After a year of fleecing investors of their funds, the PlusToken team closed down the scheme in 2019 and exited with cryptocurrencies worth over $3 billion. Like most of the Ponzi schemes mentioned in this guide, the authorities managed to arrest
several of the scheme's lead actors. The Chinese later government confiscated $4 billion worth of crypto
linked to the scam. However, it seems that not all the individuals involved have been traced, as unknown entities have successfully withdrawn some of the stolen funds in 2020.
In 2016, GainBitcoin emerged as an India-based cloud mining
solution with the promise of generating monthly returns of 10% for 18 months. As ridiculous as this sounds, the project attracted no less than $300 million worth of investment from Indian investors. In 2017 it became clear that there was neither physical mining
equipment nor any mining operations backing the elaborate scheme.
Fortunately, the scheme’s mastermind, Amit Bhardwaj was arrested
in 2018 and charged for defrauding over 8,000 investors. From all indications, however, it seems that the case has fizzled out and it is very unlikely that the investors would recoup losses.
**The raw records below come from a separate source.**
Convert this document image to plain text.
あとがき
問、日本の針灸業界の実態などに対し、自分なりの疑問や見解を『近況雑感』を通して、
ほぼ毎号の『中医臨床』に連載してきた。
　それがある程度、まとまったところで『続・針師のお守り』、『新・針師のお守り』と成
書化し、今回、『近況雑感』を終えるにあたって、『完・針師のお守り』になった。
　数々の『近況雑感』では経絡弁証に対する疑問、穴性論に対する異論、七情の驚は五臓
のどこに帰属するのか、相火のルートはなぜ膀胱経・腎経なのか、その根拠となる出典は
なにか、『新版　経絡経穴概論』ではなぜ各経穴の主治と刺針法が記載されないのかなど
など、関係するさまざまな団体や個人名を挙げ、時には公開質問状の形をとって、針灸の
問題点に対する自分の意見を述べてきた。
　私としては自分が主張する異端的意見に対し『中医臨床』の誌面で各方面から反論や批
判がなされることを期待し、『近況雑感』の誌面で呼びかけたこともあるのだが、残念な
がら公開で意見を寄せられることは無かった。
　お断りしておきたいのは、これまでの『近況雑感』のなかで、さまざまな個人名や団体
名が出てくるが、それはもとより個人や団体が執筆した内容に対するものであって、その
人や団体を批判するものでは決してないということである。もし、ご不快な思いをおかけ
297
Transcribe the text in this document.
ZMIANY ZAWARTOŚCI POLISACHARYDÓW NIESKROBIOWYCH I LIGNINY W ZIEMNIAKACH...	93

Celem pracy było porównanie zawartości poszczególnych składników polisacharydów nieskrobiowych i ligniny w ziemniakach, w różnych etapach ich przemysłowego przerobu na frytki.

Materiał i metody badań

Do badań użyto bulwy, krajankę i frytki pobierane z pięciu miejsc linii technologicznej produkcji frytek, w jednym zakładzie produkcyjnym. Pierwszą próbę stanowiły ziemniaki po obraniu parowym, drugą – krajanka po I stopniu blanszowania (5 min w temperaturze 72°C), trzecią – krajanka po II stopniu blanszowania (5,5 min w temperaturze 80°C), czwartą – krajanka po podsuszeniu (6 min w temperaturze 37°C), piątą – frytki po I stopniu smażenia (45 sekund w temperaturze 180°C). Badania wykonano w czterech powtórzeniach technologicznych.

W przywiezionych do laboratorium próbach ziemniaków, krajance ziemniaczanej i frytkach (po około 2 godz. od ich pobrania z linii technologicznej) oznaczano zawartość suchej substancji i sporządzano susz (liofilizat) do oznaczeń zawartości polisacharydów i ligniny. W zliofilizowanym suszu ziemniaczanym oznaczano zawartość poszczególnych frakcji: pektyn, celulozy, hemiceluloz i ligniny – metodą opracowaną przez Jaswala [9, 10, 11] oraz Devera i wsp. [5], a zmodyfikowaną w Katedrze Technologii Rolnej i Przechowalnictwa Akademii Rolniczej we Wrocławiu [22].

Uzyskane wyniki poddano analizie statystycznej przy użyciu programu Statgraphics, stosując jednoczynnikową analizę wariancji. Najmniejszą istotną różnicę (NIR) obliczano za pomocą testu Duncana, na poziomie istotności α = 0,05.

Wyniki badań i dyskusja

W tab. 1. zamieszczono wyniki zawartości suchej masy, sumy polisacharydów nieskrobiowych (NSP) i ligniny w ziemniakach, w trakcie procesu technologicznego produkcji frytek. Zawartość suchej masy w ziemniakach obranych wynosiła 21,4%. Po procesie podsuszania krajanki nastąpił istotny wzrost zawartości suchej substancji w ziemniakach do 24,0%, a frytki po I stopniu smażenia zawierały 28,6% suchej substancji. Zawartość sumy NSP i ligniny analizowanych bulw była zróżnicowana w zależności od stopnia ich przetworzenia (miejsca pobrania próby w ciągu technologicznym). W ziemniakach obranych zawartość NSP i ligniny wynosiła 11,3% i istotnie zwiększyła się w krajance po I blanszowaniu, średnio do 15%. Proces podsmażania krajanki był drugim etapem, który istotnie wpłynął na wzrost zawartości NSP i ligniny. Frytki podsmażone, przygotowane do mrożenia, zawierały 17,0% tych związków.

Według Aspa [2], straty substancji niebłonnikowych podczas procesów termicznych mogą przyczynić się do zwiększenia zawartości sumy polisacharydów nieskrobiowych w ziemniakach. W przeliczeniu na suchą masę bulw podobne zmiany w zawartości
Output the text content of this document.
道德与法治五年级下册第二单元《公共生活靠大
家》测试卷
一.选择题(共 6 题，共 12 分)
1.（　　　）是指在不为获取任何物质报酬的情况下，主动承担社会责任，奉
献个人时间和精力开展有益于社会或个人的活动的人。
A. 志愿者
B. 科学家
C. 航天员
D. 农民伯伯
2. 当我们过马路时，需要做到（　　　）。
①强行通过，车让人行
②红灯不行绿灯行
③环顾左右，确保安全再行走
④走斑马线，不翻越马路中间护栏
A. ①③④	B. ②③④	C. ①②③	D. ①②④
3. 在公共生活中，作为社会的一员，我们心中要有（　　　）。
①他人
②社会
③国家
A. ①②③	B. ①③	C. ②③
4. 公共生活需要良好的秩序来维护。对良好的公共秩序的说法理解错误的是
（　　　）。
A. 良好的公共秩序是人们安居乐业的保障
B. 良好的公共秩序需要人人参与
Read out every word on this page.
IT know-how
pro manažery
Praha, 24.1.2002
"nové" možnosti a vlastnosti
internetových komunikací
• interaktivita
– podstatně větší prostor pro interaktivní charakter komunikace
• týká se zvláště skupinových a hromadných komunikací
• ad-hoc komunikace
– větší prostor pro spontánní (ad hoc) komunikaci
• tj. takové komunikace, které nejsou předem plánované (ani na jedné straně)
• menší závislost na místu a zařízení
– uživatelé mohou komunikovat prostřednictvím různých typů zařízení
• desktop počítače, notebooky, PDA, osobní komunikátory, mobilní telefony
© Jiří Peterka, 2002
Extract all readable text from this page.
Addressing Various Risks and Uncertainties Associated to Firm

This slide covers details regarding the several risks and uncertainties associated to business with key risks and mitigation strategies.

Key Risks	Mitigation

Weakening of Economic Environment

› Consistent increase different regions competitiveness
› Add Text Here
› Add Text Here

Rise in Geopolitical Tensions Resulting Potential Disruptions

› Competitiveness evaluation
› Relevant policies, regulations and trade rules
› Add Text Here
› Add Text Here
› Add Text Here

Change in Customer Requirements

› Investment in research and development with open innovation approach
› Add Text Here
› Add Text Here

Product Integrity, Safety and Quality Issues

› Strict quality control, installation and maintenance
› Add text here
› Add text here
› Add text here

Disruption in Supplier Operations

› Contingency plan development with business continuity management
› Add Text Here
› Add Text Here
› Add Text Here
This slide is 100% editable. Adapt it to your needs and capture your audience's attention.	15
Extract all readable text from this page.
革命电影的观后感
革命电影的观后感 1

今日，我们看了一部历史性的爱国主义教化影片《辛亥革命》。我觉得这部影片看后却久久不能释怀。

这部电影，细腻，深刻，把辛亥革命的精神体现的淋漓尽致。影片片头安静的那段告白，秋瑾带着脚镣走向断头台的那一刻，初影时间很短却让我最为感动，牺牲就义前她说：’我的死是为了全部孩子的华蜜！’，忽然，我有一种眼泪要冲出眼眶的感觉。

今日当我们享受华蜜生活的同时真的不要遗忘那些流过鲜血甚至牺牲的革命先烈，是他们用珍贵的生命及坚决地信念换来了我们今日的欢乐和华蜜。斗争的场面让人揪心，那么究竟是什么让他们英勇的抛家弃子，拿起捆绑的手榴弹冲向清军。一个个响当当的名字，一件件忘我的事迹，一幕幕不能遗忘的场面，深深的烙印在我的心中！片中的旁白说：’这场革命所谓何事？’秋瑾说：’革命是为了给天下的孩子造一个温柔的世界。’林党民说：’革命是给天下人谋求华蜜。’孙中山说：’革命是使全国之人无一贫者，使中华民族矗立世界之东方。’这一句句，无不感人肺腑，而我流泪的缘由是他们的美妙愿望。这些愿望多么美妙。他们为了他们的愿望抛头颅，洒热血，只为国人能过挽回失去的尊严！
Like GainBitcoin, Mining Max also used an ostensible cloud mining venture to mask the true nature of its illegal operations. The platform promised investors an avenue to capitalize on widespread crypto hype. Mining Max pitched the idea of participating in a multi-crypto mining ecosystem, which had the potential of generating high returns. However, just like every other crypto Ponzi scheme, much of the business model relied on heavy marketing campaigns geared at attracting new investments.
In total, Mining Max lured over 18,000 investors across 54 countries. Of the $250 million raised, only $70 million
was spent on purchasing mining hardware. The remainder of the money was used to fund the Mining Max marketing campaign, as well as the exorbitant lifestyles of its team members. Although several suspects linked to this scam have been arrested and charged
, the company’s chairman, vice-chairman and other co-conspirators remain at large.
From our exposé of top crypto Ponzi schemes, it’s clear that fraudsters prey on investors’ lack of crypto education, crypto’s allure as a new technology, as well as its reputation for wild – and potentially highly profitable – price fluctuations. The takeaway is that it is highly advisable to carry out due diligence whenever you are faced with a crypto investment opportunity, no matter how reputable you may at first think the company pitching it is. Taking care and due caution are the best way to identify red flags and ensure you don’t fall prey to the – unfortunately numerous – investment scams out there.